The second suggested pairing combines energy with industrials. Abbott described both sectors as holders of hard assets and revenue streams that are less likely to be disrupted by AI, and as ways to capture geopolitical and defense spending. The panel cited global military spending of $2.6 trillion last year. Abbott also noted projected capital expenditures from four major AI “hyperscalers” — Amazon, Alphabet, Meta and Oracle — of about $690 billion this year and more than $800 billion in 2026, with industrial and utility firms positioned to benefit from that spending.

Anqi Dong described the current investment backdrop as a “fragile balance,” with solid fundamentals but concentrated leadership that raises rotation risk. Bartolini urged selective sector exposure and pointed to the interaction of strong earnings and persistent inflation as a reason for deliberate sector positioning.
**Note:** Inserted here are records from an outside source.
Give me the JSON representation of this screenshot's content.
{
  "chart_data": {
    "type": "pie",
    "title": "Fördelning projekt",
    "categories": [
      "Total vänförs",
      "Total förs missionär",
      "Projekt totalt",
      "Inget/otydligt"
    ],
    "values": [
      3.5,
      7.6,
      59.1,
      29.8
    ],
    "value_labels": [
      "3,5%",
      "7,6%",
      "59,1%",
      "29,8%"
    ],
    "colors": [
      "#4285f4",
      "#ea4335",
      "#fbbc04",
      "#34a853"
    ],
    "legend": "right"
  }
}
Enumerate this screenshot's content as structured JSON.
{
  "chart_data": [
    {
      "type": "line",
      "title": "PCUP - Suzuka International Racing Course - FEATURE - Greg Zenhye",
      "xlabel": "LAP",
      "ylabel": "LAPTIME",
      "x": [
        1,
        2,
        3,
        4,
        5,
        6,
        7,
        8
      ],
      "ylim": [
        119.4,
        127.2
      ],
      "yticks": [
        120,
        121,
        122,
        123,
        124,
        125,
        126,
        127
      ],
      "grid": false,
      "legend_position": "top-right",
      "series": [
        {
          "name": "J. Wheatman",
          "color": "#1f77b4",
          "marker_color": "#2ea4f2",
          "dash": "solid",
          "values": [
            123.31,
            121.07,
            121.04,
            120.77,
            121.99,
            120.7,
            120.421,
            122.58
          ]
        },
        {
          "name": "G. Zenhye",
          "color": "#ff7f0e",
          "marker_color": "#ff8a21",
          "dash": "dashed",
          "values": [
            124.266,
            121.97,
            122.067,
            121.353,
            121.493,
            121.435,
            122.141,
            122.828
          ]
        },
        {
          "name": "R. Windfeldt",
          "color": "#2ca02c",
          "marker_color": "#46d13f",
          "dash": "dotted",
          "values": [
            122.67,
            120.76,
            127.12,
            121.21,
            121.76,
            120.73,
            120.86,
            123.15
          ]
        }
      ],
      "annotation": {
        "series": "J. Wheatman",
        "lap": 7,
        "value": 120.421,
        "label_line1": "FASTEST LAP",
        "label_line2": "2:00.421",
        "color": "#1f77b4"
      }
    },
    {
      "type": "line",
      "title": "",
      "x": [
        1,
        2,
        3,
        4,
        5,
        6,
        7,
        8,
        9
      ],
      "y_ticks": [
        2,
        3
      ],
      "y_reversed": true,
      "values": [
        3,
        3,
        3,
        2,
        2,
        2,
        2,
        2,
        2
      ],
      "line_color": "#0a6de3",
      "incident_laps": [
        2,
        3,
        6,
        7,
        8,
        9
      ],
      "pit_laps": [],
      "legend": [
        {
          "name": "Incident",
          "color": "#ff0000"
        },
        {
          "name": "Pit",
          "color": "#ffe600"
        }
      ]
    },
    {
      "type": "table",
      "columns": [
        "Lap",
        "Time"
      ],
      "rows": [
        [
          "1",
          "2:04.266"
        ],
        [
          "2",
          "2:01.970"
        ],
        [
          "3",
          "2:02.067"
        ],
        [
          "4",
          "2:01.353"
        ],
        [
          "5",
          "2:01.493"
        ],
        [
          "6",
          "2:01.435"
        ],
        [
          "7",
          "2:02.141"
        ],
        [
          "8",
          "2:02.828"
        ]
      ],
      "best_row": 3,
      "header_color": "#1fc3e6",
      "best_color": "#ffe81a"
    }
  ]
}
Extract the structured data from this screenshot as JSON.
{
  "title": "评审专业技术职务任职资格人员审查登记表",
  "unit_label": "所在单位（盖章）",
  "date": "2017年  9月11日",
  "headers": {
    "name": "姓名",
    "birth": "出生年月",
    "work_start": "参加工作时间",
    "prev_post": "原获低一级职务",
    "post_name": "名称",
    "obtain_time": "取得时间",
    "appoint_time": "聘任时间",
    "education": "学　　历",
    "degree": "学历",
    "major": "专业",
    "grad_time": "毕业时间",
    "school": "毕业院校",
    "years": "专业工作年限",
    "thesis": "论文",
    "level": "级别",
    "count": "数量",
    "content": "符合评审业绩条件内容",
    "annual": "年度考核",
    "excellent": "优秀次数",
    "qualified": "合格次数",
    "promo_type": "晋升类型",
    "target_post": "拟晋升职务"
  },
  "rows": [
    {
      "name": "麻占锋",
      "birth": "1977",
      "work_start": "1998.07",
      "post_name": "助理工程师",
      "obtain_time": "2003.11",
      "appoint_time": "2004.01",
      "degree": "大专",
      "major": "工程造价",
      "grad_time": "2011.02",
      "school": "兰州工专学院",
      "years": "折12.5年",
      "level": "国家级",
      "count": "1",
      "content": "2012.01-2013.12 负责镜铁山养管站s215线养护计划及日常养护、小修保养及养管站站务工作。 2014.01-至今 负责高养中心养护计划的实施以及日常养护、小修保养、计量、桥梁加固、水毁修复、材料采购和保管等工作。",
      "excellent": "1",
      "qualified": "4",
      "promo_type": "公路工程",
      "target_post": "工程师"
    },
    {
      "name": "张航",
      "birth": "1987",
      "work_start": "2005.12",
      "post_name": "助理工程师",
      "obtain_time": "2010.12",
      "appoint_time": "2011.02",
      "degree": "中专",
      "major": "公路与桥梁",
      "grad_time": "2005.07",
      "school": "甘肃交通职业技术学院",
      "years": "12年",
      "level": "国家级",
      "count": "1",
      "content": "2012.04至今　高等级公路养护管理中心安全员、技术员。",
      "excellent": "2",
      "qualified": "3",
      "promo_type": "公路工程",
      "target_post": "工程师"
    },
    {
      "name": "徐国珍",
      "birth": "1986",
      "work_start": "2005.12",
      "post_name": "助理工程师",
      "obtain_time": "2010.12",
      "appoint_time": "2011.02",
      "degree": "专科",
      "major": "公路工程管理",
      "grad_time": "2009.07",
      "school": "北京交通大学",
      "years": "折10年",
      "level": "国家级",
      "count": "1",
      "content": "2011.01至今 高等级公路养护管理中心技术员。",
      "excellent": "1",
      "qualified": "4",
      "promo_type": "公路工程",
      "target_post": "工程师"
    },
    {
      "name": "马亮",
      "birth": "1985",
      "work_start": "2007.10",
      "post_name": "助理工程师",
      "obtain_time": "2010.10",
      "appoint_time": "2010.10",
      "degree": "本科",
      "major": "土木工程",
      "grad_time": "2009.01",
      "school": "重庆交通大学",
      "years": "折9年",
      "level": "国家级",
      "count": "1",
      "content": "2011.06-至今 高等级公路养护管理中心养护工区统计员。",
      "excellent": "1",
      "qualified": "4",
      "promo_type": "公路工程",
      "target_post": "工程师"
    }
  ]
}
State Street noted that its sector ETFs provide direct market access to the sectors discussed, including XLI for industrials, XLE for energy, XLU for utilities and XLK for technology. A closing webcast poll showed investor interest led by energy at 39%, technology at 31%, and industrials, utilities, healthcare and materials each receiving interest from more than 20% of respondents. The strategists emphasized pairing sectors as a tool to manage volatility while maintaining exposure to both AI-related investment and traditional revenue sources.